Costarricenses
Este domingo 1 de febrero, nuestro país vivirá una nueva jornada electoral. Una vez más, la democracia nos convoca a ejercer un derecho que también es un deber cívico: decidir, en libertad y con responsabilidad, el rumbo de Costa Rica.
En cada urna, el futuro de la patria se abre como un surco en tierra fértil, a la espera de que en él sembremos los votos de nuestra esperanza.
Desde el Tribunal Supremo de Elecciones hacemos un llamado a todas las ciudadanas y a todos los ciudadanos para que esta sea una jornada pacífica, participativa y ejemplar, como ha sido la tradición democrática que nos distingue ante el mundo.
Votar es mucho más que marcar la papeleta en la casilla de nuestra candidatura elegida. Es un acto de confianza en las reglas comunes, de respeto por las diferencias y de compromiso con el futuro colectivo. Cada voto cuenta, cada decisión importa y cada persona tiene un lugar en este proceso.

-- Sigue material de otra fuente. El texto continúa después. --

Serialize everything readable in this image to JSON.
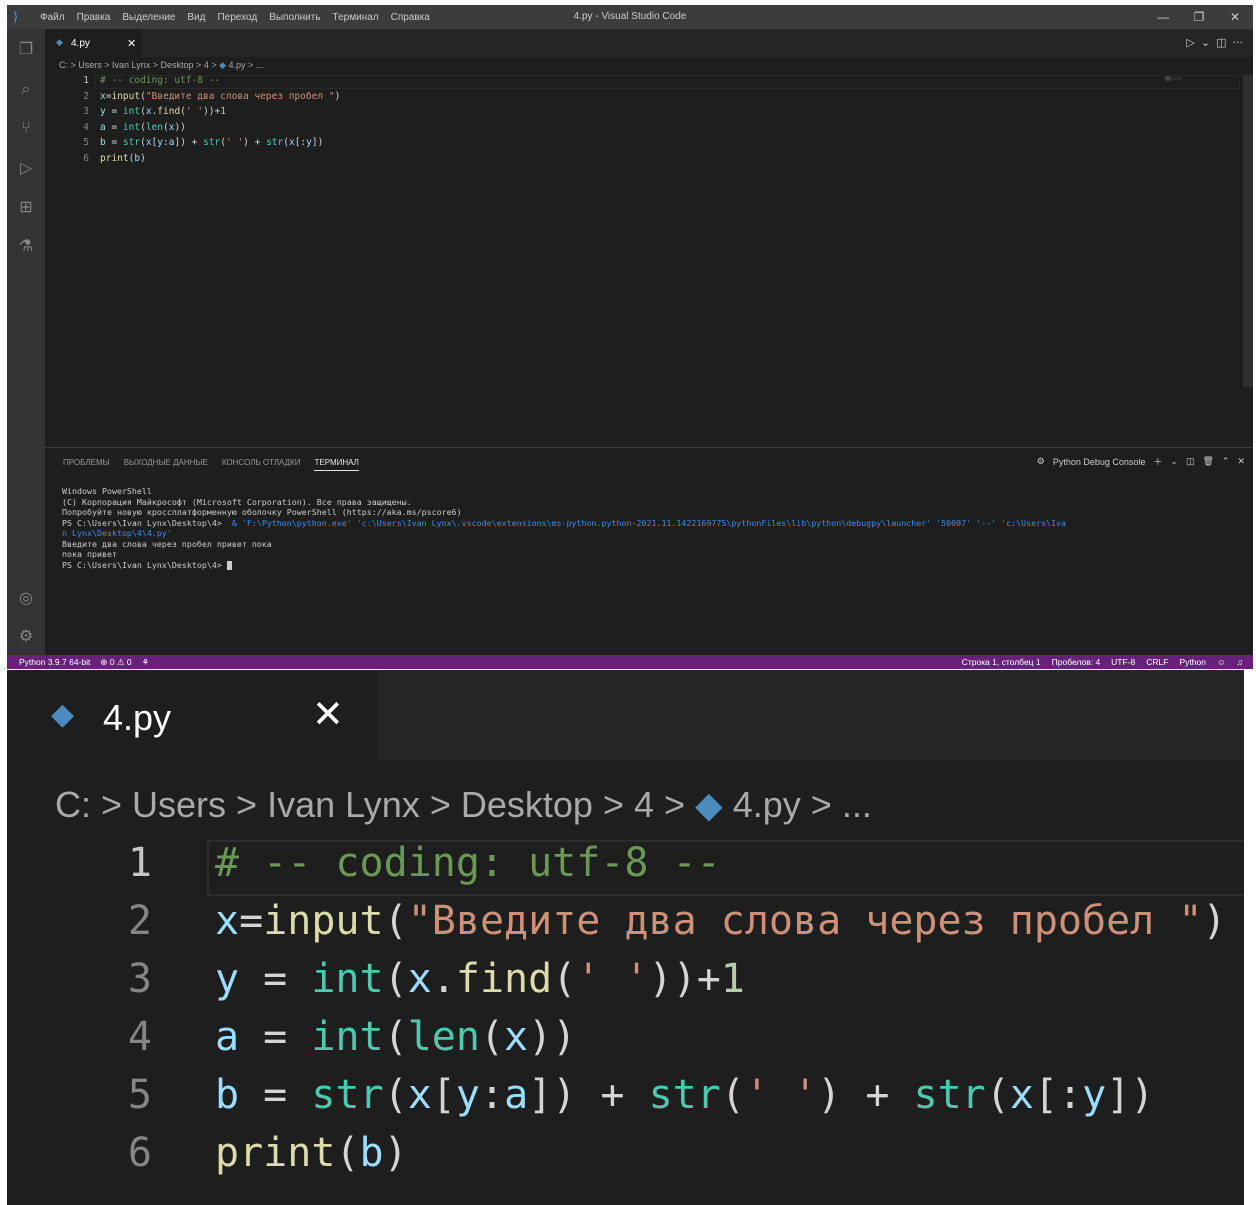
{
  "window": {
    "menu": [
      "Файл",
      "Правка",
      "Выделение",
      "Вид",
      "Переход",
      "Выполнить",
      "Терминал",
      "Справка"
    ],
    "title": "4.py - Visual Studio Code",
    "controls": [
      "—",
      "❐",
      "✕"
    ]
  },
  "activity_icons": [
    "explorer-icon",
    "search-icon",
    "source-control-icon",
    "run-debug-icon",
    "extensions-icon",
    "testing-icon",
    "account-icon",
    "settings-gear-icon"
  ],
  "editor": {
    "tab": {
      "name": "4.py",
      "close": "✕"
    },
    "tab_actions": [
      "▷",
      "⌄",
      "◫",
      "···"
    ],
    "breadcrumb": [
      "C:",
      "Users",
      "Ivan Lynx",
      "Desktop",
      "4",
      "4.py",
      "..."
    ],
    "lines": [
      {
        "n": "1",
        "text": "# -- coding: utf-8 --"
      },
      {
        "n": "2",
        "text": "x=input(\"Введите два слова через пробел \")"
      },
      {
        "n": "3",
        "text": "y = int(x.find(' '))+1"
      },
      {
        "n": "4",
        "text": "a = int(len(x))"
      },
      {
        "n": "5",
        "text": "b = str(x[y:a]) + str(' ') + str(x[:y])"
      },
      {
        "n": "6",
        "text": "print(b)"
      }
    ]
  },
  "panel": {
    "tabs": [
      "ПРОБЛЕМЫ",
      "ВЫХОДНЫЕ ДАННЫЕ",
      "КОНСОЛЬ ОТЛАДКИ",
      "ТЕРМИНАЛ"
    ],
    "active_tab": "ТЕРМИНАЛ",
    "terminal_name": "Python Debug Console",
    "terminal_lines": [
      "Windows PowerShell",
      "(C) Корпорация Майкрософт (Microsoft Corporation). Все права защищены.",
      "",
      "Попробуйте новую кроссплатформенную оболочку PowerShell (https://aka.ms/pscore6)",
      "",
      "PS C:\\Users\\Ivan Lynx\\Desktop\\4>",
      "n Lynx\\Desktop\\4\\4.py'",
      "Введите два слова через пробел привет пока",
      "пока привет",
      "PS C:\\Users\\Ivan Lynx\\Desktop\\4>"
    ],
    "command": "& 'F:\\Python\\python.exe' 'c:\\Users\\Ivan Lynx\\.vscode\\extensions\\ms-python.python-2021.11.1422169775\\pythonFiles\\lib\\python\\debugpy\\launcher' '50097' '--' 'c:\\Users\\Iva"
  },
  "statusbar": {
    "interpreter": "Python 3.9.7 64-bit",
    "errors": "⊗ 0",
    "warnings": "⚠ 0",
    "position": "Строка 1, столбец 1",
    "spaces": "Пробелов: 4",
    "encoding": "UTF-8",
    "eol": "CRLF",
    "language": "Python"
  },
  "colors": {
    "statusbar": "#68217a",
    "editor_bg": "#1e1e1e",
    "comment": "#6a9955",
    "string": "#ce9178",
    "builtin": "#4ec9b0",
    "variable": "#9cdcfe",
    "function": "#dcdcaa"
  }
}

Por eso, invitamos a todas y a todos los costarricenses a acudir a las urnas con calma, respeto y espíritu cívico. A escuchar opiniones distintas sin confrontación, a rechazar la desinformación, la violencia verbal y cualquier intento de intimidación. La democracia se fortalece cuando el diálogo sustituye al insulto y cuando las ideas compiten sin agresión. Costa Rica nos pertenece a todos y nuestro profundo arraigo a esta tierra bendita nos une más allá de nuestras diferencias partidarias.
El Tribunal Supremo de Elecciones ha preparado este proceso con rigor, transparencia y absoluta imparcialidad. Las juntas receptoras de votos, integradas, fiscalizadas y observadas por miles de personas voluntarias, estarán listas para recibirles con orden y seguridad. Confiemos en ellas y en el talante civilista de los costarricenses, que, por más de siete décadas, hemos celebrado elecciones limpias y ejemplares.
Participar es la mejor forma de honrar nuestra historia democrática y de construir el país que queremos legar a las próximas generaciones. No nos excluyamos de esta fiesta de la libertad. No dejemos que otros decidan por nosotros. Hagamos escuchar nuestra voz de manera pacífica y responsable.
Este 1 de febrero, salgamos a votar con orgullo, con serenidad y con la convicción de que Costa Rica es más fuerte cuando sus ciudadanos y ciudadanas participan.
La democracia no se hereda pasivamente y con indiferencia: se ejerce. Y se ejerce votando.